I don’t begrudge Eric for his moment of fame at all. It was nicely earned. It was fun to watch. And I enjoyed repeatedly texting and Slacking him links to all the internet orgs breathlessly writing about his plugin, something that he seemed to find simultaneously exciting but slightly mortifying.

But seeing it in action is a reminder of how much of journalism exists to simply feed the machine. It’s like the plant in Little Shop of Horrors. The more you feed it, the more success you get, and the more it has to be fed.

I did notice a certain irony in the whole situation, too. And it’s actual irony, not Morriestian irony. My friend wrote his plugin as reductio ad absurdum to play on the media’s ongoing fixation with millennials.

Only because of the media’s fixation3 with millennials did his plugin mocking it become a thing.

And isn’t it ironic, don’t you think? A little too ironic. You know, I really do think …

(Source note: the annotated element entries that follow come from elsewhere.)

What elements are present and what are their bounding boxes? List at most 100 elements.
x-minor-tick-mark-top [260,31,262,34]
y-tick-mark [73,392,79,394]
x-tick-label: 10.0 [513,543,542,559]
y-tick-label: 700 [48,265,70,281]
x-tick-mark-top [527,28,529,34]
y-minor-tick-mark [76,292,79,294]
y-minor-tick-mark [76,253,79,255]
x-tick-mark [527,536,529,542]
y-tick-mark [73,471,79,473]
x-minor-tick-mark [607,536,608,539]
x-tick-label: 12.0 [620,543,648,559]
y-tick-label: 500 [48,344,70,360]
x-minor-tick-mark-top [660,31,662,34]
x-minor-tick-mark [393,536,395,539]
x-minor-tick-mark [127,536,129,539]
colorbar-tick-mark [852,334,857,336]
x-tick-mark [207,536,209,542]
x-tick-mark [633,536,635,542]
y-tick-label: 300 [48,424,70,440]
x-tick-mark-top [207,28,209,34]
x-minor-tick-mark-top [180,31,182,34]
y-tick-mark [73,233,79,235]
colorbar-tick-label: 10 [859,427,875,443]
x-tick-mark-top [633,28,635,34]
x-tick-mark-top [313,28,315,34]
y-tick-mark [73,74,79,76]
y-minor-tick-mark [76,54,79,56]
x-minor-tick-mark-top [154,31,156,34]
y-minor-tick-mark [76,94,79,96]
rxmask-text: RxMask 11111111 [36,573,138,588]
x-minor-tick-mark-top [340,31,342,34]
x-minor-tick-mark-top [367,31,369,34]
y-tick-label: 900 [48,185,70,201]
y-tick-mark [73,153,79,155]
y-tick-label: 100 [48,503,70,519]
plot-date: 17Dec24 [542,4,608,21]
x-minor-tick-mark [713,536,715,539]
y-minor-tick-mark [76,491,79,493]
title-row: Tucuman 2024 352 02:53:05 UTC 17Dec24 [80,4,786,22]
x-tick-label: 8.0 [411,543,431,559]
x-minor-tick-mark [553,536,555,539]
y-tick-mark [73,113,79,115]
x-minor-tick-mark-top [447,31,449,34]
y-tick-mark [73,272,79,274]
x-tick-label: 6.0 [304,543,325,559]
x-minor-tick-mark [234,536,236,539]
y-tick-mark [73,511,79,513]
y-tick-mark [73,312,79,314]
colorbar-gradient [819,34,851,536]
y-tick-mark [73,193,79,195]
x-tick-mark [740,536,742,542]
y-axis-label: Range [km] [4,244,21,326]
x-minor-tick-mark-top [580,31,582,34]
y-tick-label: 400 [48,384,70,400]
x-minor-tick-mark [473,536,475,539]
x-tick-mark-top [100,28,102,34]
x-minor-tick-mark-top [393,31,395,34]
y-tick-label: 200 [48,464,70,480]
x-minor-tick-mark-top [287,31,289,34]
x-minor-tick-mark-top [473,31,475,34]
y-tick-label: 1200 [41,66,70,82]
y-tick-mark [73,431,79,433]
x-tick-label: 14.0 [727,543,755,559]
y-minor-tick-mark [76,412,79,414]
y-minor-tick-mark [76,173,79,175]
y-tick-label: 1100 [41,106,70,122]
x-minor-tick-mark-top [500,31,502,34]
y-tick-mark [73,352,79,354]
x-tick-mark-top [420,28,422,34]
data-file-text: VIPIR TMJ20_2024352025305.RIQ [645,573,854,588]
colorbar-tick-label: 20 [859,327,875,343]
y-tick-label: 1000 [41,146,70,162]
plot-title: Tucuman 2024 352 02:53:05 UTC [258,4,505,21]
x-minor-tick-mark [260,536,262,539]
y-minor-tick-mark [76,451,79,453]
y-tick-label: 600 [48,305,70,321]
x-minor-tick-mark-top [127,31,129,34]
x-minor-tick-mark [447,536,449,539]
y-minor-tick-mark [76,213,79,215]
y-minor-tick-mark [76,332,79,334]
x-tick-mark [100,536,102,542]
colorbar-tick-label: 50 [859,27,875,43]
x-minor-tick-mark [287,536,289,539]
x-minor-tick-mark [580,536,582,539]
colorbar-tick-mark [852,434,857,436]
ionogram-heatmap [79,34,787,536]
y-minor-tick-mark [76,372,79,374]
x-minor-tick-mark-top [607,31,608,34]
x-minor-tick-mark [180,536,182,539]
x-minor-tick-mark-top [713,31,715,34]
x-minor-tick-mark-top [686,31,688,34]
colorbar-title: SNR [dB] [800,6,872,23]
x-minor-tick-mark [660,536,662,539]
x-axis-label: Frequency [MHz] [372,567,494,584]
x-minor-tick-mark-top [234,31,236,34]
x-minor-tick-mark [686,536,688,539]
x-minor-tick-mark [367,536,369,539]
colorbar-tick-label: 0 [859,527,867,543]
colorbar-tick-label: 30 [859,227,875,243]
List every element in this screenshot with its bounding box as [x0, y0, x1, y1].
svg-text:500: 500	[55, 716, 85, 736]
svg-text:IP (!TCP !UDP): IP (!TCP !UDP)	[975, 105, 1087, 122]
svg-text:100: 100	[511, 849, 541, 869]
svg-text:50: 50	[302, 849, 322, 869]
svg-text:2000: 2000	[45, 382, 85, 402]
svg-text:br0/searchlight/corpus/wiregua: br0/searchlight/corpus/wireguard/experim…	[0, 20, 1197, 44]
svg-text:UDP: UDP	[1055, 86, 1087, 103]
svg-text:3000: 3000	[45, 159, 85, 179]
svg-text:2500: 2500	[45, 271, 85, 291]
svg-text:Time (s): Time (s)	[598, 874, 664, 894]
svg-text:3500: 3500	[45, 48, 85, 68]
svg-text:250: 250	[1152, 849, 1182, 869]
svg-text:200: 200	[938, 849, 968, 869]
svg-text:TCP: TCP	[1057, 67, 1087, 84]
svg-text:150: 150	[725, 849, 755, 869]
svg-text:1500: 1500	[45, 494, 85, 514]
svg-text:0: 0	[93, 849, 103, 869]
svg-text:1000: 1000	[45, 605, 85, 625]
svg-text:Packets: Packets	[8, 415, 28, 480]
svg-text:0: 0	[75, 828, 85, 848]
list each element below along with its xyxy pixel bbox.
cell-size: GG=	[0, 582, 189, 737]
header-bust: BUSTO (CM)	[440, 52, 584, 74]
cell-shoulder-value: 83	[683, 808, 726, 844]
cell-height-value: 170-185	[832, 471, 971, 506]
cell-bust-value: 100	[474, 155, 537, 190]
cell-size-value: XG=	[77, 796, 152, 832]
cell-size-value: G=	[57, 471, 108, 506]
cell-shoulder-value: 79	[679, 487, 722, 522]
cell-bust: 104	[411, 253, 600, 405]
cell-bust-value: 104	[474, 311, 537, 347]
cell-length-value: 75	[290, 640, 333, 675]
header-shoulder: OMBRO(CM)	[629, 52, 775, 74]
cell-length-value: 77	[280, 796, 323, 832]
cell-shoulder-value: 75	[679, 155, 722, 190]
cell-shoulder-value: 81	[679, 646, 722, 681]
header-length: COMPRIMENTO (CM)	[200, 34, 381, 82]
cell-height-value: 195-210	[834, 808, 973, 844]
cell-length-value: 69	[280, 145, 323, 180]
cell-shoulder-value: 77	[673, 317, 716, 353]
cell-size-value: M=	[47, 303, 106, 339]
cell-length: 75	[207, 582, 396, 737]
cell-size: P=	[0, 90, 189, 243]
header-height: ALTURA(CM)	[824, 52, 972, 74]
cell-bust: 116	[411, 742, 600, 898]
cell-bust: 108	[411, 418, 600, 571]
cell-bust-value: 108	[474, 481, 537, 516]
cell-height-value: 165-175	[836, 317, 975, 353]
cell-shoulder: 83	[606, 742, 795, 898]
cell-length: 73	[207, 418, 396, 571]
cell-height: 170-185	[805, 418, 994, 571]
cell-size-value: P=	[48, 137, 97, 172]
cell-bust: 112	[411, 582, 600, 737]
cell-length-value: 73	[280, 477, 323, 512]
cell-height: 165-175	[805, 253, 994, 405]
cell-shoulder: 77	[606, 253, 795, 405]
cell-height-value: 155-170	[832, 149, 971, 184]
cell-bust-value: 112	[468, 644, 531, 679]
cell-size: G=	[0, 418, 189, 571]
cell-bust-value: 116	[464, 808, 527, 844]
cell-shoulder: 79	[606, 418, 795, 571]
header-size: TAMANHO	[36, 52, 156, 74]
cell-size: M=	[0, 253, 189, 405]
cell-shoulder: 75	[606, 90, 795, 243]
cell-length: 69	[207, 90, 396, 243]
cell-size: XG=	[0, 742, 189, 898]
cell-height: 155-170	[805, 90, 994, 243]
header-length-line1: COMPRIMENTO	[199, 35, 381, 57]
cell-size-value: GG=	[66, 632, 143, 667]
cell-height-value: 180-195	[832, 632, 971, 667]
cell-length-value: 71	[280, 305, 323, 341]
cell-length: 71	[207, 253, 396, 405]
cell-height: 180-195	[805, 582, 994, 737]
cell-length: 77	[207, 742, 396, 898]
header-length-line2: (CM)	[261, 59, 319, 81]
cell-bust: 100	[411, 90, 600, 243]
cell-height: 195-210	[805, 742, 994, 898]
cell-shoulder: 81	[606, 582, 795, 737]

  1. According to The Law of Curated Humor any example cited by a news organization as “funny” won’t be. An SNL recap is a prime example of this rule in action. That means that the excerpts and screenshot examples featured in articles about Millennials to Snake People aren’t nearly as funny as installing the plugin and using it. It’s the surprise that makes it work.
  2. This short time on site means, of course, that they aren’t actually looking at the ads. Technology has also disrupted advertising by being able to measure its effectiveness, or lack thereof, which are why rates are so low.
  3. Running the Millenials to Snake People extension while reading story about the Millennials to Snake People extension results in wonderful tautological passages such as:

    The extension also changes “snake person generation” to “snake person generation” and turns “Serpent Society” into “Serpent Society.” And, the best part, “parseltongues” becomes “Parseltongues” (a fictional Harry Potter language).